Heiner Müller, weiß Jochen, der sei auch auf dem
Foto seiner Biografie schlecht rasiert, eine Stelle am Ohr habe er
übersehen. Er soll sich ja auch selten die Haare gewaschen haben.
Äußere meine Vermutung, dass er gemüffelt hat, der Alkohol, die
Zigarren und dann nicht waschen. Aber Einstein ja auch.
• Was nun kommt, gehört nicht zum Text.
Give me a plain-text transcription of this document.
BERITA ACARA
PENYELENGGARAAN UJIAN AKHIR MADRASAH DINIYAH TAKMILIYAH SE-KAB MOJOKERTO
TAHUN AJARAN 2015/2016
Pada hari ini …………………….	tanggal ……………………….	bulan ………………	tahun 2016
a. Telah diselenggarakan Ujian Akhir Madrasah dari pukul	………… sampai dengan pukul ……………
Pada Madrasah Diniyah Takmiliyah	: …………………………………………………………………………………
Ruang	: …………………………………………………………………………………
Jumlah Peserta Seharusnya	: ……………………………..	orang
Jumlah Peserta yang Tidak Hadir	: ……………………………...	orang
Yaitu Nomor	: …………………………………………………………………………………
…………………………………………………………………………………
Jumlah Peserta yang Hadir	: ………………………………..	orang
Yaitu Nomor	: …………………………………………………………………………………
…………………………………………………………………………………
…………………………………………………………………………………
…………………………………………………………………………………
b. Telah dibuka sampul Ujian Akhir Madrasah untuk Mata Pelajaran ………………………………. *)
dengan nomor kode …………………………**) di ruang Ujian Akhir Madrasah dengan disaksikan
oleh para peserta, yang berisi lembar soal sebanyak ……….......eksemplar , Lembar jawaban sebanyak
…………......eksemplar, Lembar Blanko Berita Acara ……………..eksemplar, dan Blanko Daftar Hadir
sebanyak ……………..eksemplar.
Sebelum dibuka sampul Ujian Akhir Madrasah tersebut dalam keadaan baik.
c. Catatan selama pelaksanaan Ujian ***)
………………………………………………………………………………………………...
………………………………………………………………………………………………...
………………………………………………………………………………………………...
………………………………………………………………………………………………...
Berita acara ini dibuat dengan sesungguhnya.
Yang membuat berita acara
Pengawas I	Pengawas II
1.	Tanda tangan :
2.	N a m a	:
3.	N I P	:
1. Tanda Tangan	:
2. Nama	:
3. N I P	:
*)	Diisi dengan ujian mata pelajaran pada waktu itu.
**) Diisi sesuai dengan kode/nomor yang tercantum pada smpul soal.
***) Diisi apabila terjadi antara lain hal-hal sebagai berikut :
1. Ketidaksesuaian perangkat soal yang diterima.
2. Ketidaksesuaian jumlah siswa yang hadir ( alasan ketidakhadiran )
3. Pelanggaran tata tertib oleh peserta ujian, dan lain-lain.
Kafka und wann er gelesen hat; habe München 1919
in Erinnerung, ob er sich mit Hitler getroffen hat? Andreas
Scheffler, der wisse doch alles über Kafka, sicher auch das und wie
viel Honorar er gekriegt hat. Bin jedenfalls der Meinung, dass sie
sich mal gesehen haben müssen, dass Hitler zu Kafkas Lesung gekommen
wäre, ist ja bei seinen bekannten Vorbehalten gegen Juden eher
unwahrscheinlich. Wenn erst die Zeitmaschine erfunden sei, dann
würden wir direkt nach Kafkas Lesung am selben Ort lesen, wünscht
Wladimir, und dann könnte ich mein Biberticket vorlesen.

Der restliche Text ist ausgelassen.